Se acercó a ella. Recorrió su cuerpo una sensación de inmensa felicidad por haberla encontrado y poder estar con ella. Se sentó junto a ella, él le dijo algo y ella también le habló. Irradiaba serenidad. Los gestos de su mano eran lentos y acompasados. Toda la vida había anhelado aquellos gestos serenos. Era precisamente aquella serenidad femenina la que había echado en falta toda la vida.

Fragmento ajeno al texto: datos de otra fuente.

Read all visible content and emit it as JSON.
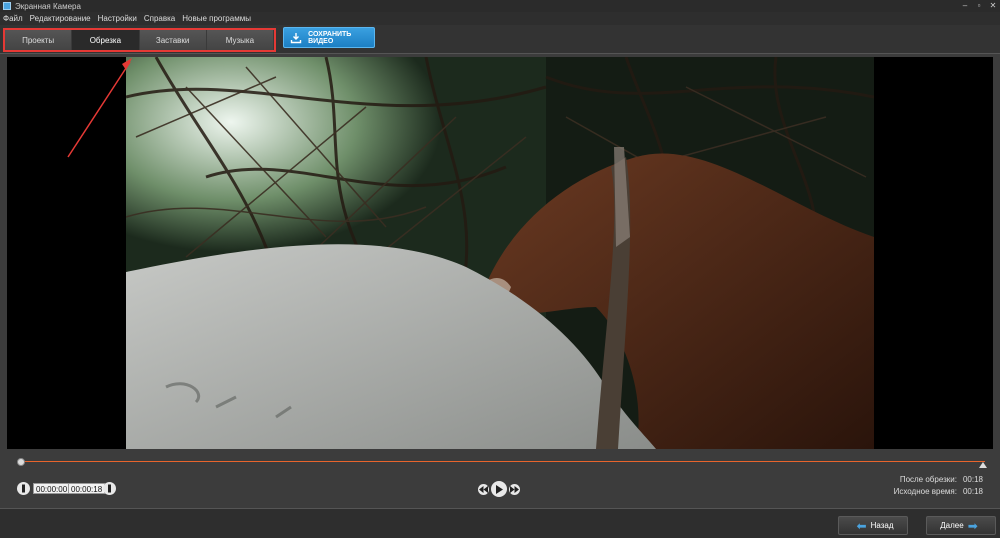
{
  "window": {
    "title": "Экранная Камера"
  },
  "menu": [
    "Файл",
    "Редактирование",
    "Настройки",
    "Справка",
    "Новые программы"
  ],
  "tabs": [
    {
      "label": "Проекты",
      "active": false
    },
    {
      "label": "Обрезка",
      "active": true
    },
    {
      "label": "Заставки",
      "active": false
    },
    {
      "label": "Музыка",
      "active": false
    }
  ],
  "toolbar": {
    "save_label": "СОХРАНИТЬ ВИДЕО"
  },
  "trim": {
    "start": "00:00:00",
    "end": "00:00:18"
  },
  "info": {
    "after_label": "После обрезки:",
    "after_value": "00:18",
    "source_label": "Исходное время:",
    "source_value": "00:18"
  },
  "nav": {
    "back_label": "Назад",
    "next_label": "Далее"
  },
  "colors": {
    "accent": "#2f95d8",
    "timeline": "#e8642c",
    "highlight": "#e53935"
  }
}
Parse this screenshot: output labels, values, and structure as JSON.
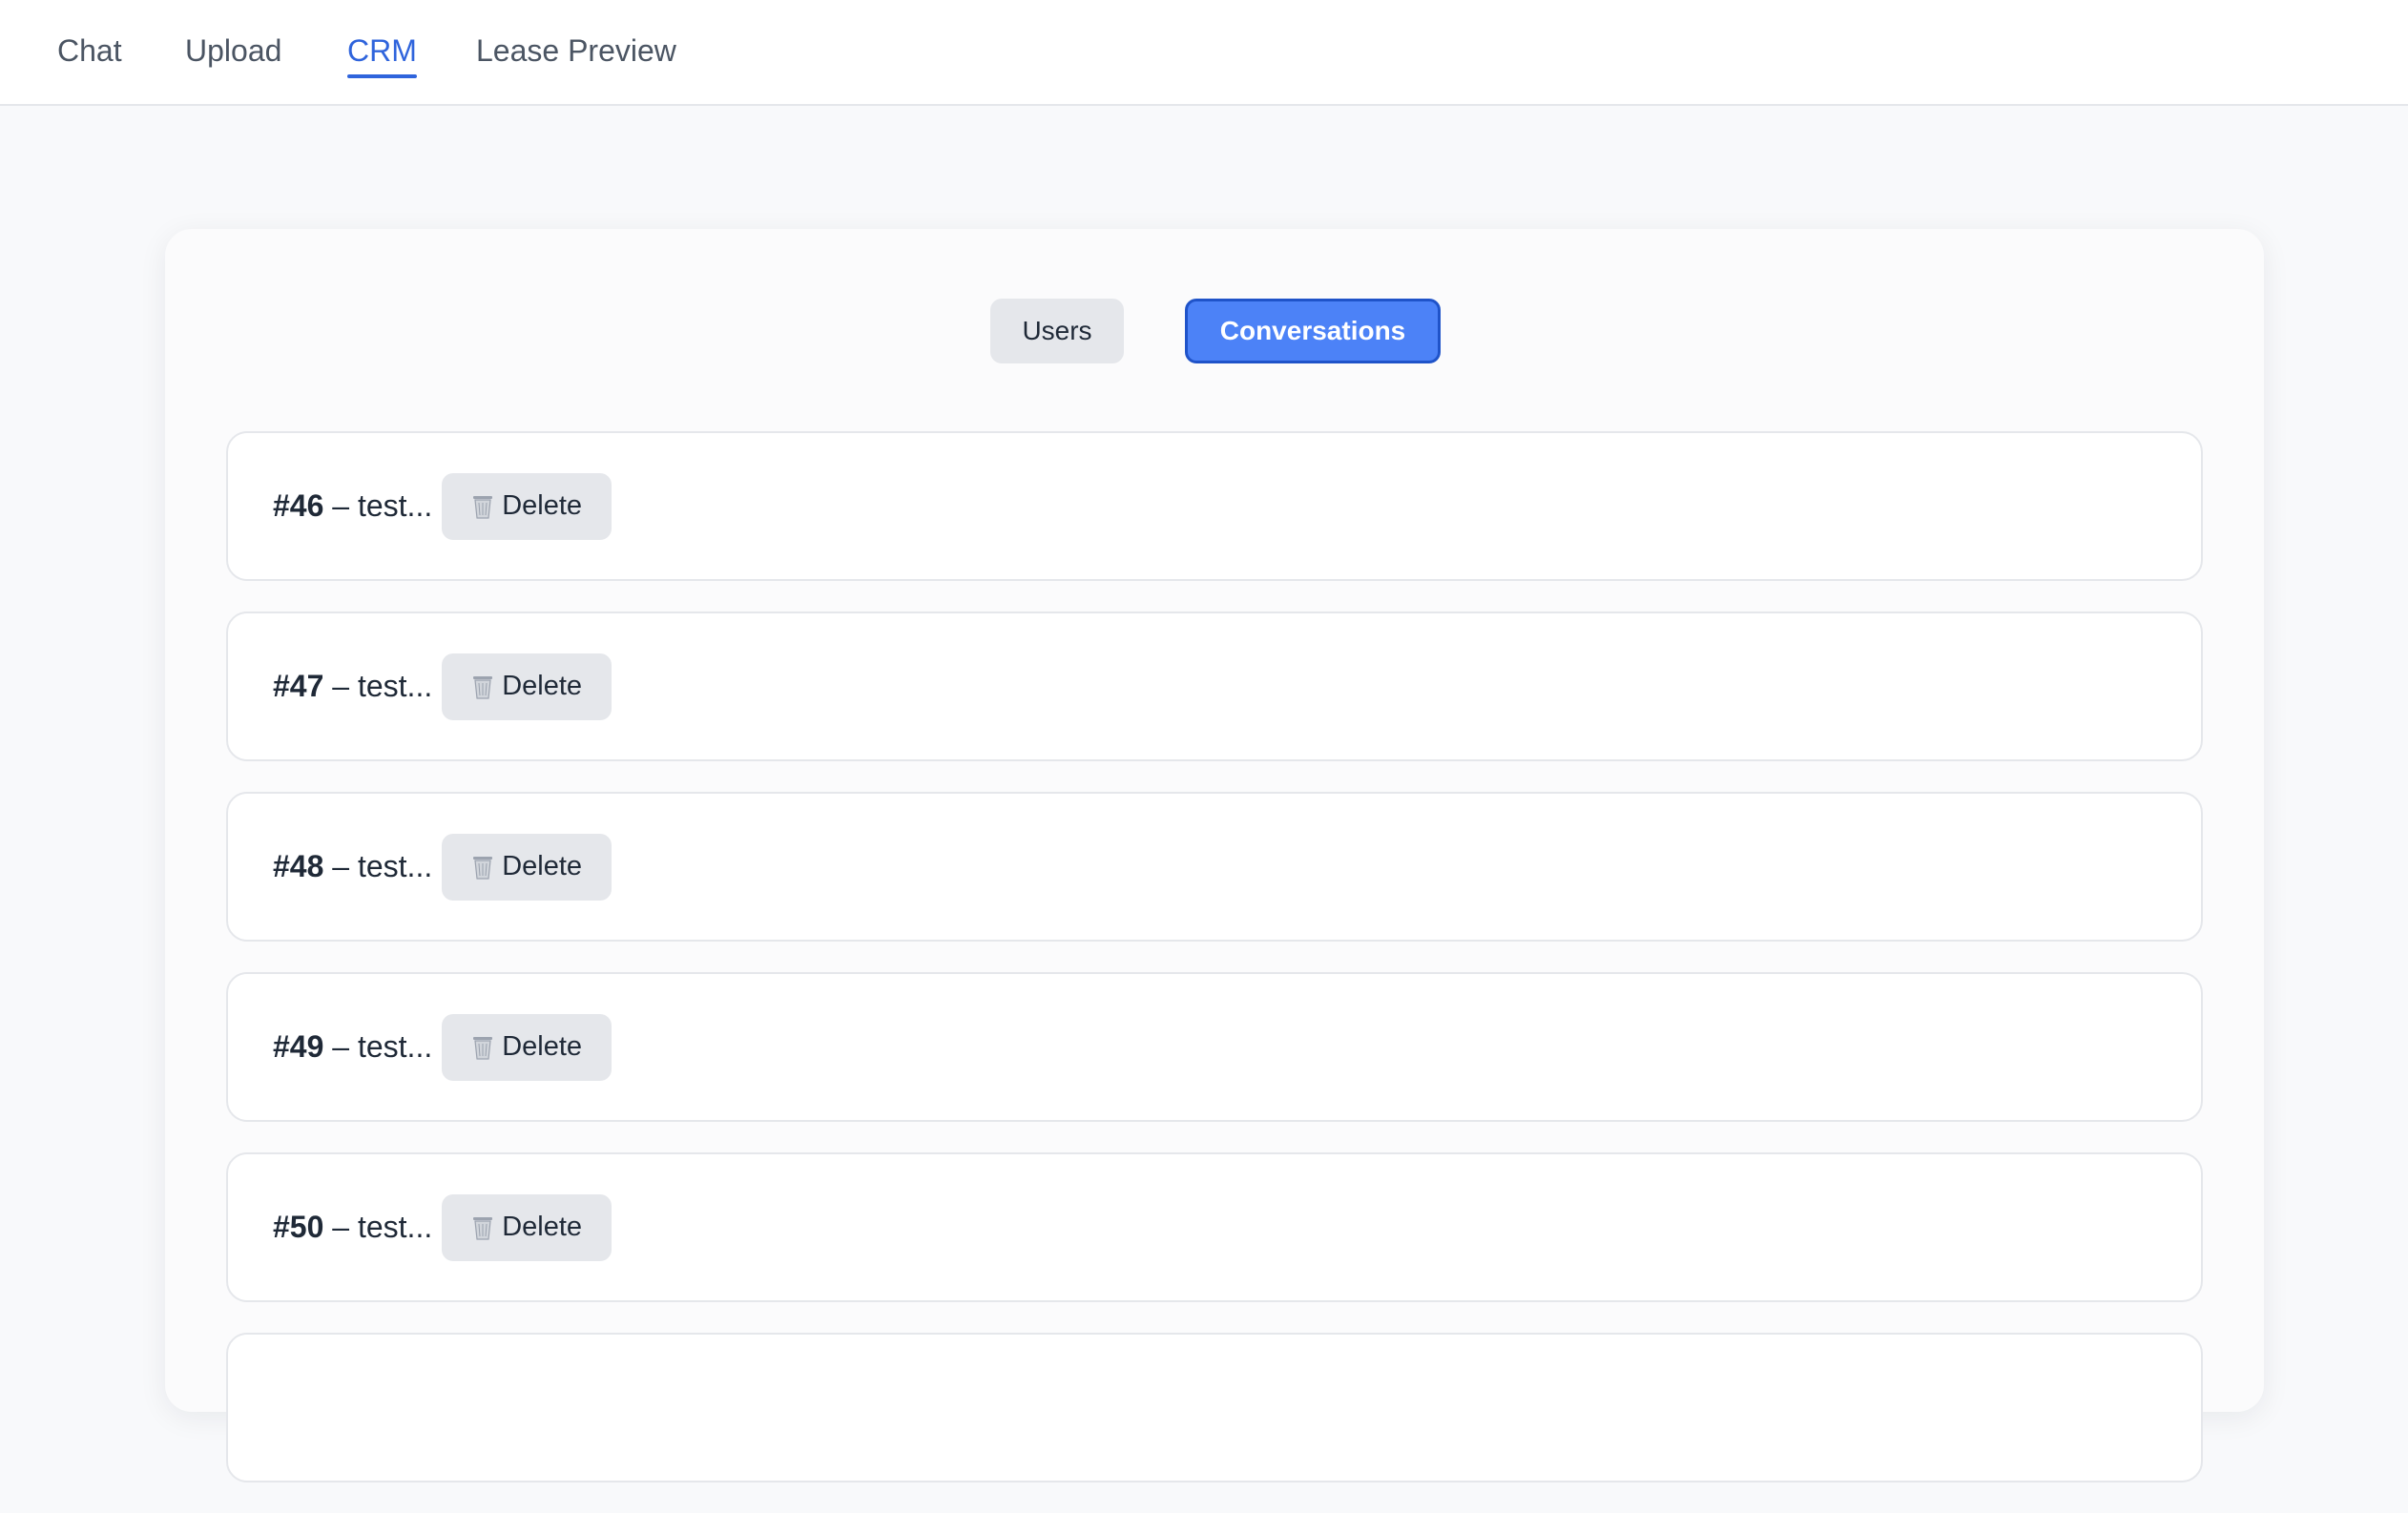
{
  "nav": {
    "tabs": [
      {
        "label": "Chat",
        "active": false
      },
      {
        "label": "Upload",
        "active": false
      },
      {
        "label": "CRM",
        "active": true
      },
      {
        "label": "Lease Preview",
        "active": false
      }
    ]
  },
  "crm": {
    "toggle_users_label": "Users",
    "toggle_conversations_label": "Conversations",
    "active_view": "Conversations"
  },
  "conversations": [
    {
      "id": "#46",
      "preview": " – test...",
      "delete_label": "Delete"
    },
    {
      "id": "#47",
      "preview": " – test...",
      "delete_label": "Delete"
    },
    {
      "id": "#48",
      "preview": " – test...",
      "delete_label": "Delete"
    },
    {
      "id": "#49",
      "preview": " – test...",
      "delete_label": "Delete"
    },
    {
      "id": "#50",
      "preview": " – test...",
      "delete_label": "Delete"
    },
    {
      "id": "",
      "preview": "",
      "delete_label": ""
    }
  ],
  "colors": {
    "accent": "#4c82f7",
    "accent_border": "#1f53c9",
    "nav_active": "#2f64dc",
    "button_gray": "#e5e7eb",
    "background": "#f8f9fb"
  },
  "icons": {
    "delete": "trash-icon"
  }
}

Pero en ese momento se produjo el deslizamiento del sueño al despertar. Se encontró en ese no man's land en el que el hombre ya no duerme y aún no está despierto. Le aterró que la muchacha desapareciera ante sus ojos y se dijo: ¡Por Dios, no debo perderla! Intentó desesperadamente recordar quién era la muchacha, dónde la había encontrado, qué experiencia había tenido con ella. ¿Cómo es posible que no lo sepa, conociéndola tanto? Se hizo la promesa de llamarla por teléfono en cuanto amaneciese. Pero nada más pensarlo se alarmó, porque había olvidado su nombre y no podía llamarla. ¿Pero cómo puede olvidar el nombre de alguien a quien conoce tanto? Estaba ya casi despierto del todo, tenía los ojos abiertos y se preguntaba: ¿Dónde estoy? Sí, estoy en Praga, pero y esa muchacha, ¿es de Praga?, ¿no la habré visto en otro sitio?, ¿no será una suiza? Tardó un rato en comprender que no conocía a aquella muchacha, que no era de Suiza ni de Praga, que era la muchacha de un sueño, que no era de ninguna otra parte.